Botany-Bot: Integrated Robotic Plant Phenotyping

Updated 3 July 2026

Botany-Bot is an integrated system combining robotics, machine learning, plant sciences, and multimodal data fusion to advance plant phenotyping, taxonomy, and habitat monitoring.
It leverages multimodal deep networks, 3D digital twins, and autonomous surveyors to enhance species identification, plant counting, and digital reconstruction with significant accuracy gains.
The system supports bio-hybrid growth control through adaptive LED arrays, modular robotic actuation, and ontology-driven knowledge, enabling dynamic plant–robot interaction in diverse environments.

A Botany-Bot is an integrated system at the intersection of robotics, machine learning, plant sciences, and multimodal data fusion, engineered for advanced plant phenotyping, taxonomy, habitat monitoring, and bio-hybrid growth control. Architectures under this umbrella range from digital twin creation via 3D vision and robot-manipulated imaging to field-deployable autonomous surveyors, ontology-driven knowledge systems, and bio-hybrid assemblies coupling plant tropisms with distributed robotic actuation. Botany-Bots leverage modular perception pipelines, learning-based control, and botanical domain knowledge to enable precise plant observation, classification, counting, and environment adaptation across laboratory and ecological field scenarios.

1. Multimodal Classification and Taxonomy Embedding

Botany-Bots implement high-accuracy species identification by integrating visual, spatial, temporal, and ecological context through multimodal deep networks. Architectural blueprints draw from models such as "Digital Taxonomist," utilizing a late-fusion classifier where each modality—raw RGB image $\mathbf{I} \in \mathbb{R}^{3\times H \times W}$ , geolocation $(\text{longitude}, \text{latitude}, \text{altitude})$ , day-of-year $t$ , and (optionally) multispectral satellite patch $S \in \mathbb{R}^{B \times H' \times W'}$ —is encoded into a shared feature space via specialized branches (CNN for images, small MLPs for context) and fused at the logits level. Biological taxonomy is respected by computing posterior distributions at species-level and successively marginalizing over genus, family, and higher taxonomic ranks:

$p_i^{(l)} = \sum_{j \in \mathrm{children}(i)} p_j^{(l-1)},$

with a global loss

$\mathcal{L}_{\mathrm{hier}} = \sum_{l=0}^L \mathcal{L}_{\mathrm{CE}}(p^{(l)}, y^{(l)}).$

This structuring naturally supports cross-level query answering and penalizes taxonomic misclassifications appropriately.
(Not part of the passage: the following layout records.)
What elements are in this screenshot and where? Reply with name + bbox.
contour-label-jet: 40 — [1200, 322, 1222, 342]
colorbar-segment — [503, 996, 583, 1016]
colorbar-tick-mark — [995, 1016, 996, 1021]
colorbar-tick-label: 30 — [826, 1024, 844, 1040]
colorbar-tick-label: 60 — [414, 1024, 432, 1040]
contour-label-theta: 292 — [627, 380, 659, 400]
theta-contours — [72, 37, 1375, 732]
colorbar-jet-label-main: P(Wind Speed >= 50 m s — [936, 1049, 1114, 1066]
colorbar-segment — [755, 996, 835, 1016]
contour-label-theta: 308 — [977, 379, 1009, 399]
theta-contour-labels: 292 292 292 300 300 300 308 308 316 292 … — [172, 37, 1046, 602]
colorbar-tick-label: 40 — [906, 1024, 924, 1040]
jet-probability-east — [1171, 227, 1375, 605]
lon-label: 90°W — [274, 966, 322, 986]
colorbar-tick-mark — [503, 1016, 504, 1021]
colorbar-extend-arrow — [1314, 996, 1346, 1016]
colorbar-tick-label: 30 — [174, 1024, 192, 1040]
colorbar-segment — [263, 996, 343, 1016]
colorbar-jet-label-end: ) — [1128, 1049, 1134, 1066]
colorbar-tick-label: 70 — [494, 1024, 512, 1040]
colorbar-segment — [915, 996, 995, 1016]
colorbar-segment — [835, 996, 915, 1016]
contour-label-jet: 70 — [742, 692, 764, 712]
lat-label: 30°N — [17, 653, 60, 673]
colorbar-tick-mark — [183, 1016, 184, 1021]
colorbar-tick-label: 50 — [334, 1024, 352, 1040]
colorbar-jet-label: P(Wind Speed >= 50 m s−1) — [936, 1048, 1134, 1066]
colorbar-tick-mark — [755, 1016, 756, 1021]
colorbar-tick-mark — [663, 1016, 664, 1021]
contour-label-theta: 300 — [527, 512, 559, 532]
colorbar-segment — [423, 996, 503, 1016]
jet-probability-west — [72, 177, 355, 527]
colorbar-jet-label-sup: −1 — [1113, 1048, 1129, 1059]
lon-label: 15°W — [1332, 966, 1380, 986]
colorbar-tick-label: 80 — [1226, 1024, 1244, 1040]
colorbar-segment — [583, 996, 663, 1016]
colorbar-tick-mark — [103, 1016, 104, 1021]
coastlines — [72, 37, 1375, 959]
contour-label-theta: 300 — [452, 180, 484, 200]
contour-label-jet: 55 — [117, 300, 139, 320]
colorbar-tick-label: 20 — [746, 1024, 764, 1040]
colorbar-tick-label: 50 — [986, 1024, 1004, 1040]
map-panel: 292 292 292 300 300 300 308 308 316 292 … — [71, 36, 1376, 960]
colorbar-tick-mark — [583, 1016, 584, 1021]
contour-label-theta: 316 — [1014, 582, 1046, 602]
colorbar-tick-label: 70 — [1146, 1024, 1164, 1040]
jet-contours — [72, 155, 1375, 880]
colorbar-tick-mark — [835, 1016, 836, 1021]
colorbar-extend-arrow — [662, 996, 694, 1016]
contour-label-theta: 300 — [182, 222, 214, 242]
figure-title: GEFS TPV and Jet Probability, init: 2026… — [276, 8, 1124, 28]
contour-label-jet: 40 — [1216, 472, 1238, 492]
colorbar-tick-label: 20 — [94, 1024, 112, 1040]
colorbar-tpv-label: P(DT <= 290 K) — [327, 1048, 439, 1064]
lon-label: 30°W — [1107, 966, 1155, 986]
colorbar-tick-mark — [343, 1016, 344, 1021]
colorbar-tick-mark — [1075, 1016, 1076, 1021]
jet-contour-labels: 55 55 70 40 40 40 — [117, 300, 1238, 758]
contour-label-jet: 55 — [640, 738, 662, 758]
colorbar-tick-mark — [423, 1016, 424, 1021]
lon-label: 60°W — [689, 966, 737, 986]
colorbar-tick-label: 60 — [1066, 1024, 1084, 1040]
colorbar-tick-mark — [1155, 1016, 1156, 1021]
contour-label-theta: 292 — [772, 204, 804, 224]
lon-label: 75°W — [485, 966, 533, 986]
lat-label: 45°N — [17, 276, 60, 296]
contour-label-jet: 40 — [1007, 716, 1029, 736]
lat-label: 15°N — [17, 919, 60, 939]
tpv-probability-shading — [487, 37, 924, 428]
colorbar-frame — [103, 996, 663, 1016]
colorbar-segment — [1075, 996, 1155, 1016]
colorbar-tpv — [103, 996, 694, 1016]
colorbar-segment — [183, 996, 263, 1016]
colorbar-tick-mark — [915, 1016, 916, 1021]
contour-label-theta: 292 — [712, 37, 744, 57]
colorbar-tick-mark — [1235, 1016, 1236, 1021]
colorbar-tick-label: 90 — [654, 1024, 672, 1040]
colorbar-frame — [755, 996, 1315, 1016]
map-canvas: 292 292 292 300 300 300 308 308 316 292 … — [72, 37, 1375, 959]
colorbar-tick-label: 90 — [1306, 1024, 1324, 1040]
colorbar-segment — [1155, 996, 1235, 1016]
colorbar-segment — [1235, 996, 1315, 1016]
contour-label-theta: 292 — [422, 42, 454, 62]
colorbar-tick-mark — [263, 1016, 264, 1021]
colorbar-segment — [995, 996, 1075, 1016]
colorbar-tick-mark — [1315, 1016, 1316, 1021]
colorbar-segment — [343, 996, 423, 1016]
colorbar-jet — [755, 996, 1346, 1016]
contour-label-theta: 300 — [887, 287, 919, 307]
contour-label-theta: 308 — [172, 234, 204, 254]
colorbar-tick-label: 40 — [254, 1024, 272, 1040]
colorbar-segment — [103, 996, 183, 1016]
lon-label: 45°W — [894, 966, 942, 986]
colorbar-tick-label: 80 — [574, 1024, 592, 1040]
Empirically, this strategy achieves top-1 per-species accuracy of 69.8% (vs. 62.5% for image-only), and similar gains at top-3/5 as well as macro-averaged precision/recall, when evaluated over nearly 1,000 Swiss species ( $C=977$ , 56,608 images) in stratified 5-fold CV (Lutio et al., 2021). Incorporating geo-temporal context and hierarchy-based marginalization both yield substantial accuracy improvement, particularly in long-tailed data distributions.

2. 3D Digital Twins and Active Inspection

For high-resolution reconstruction and inspection of occluded plant organs, Botany-Bots combine multi-view imaging, 3D Gaussian Splat models, and manipulation via robot arms. System implementation comprises a lightbox-turntable for controlled illumination; stereo RGB-D cameras (e.g., ZED 2) at varying elevations; precision turntable with ArUco calibration; and a 7-DOF robot arm (e.g., ABB YuMi) equipped with a ring-shaped end-effector. Acquisition proceeds in discrete angular increments, capturing synchronized images whose camera poses are rigorously registered ( $\pm0.1^\circ$ via ArUco tags).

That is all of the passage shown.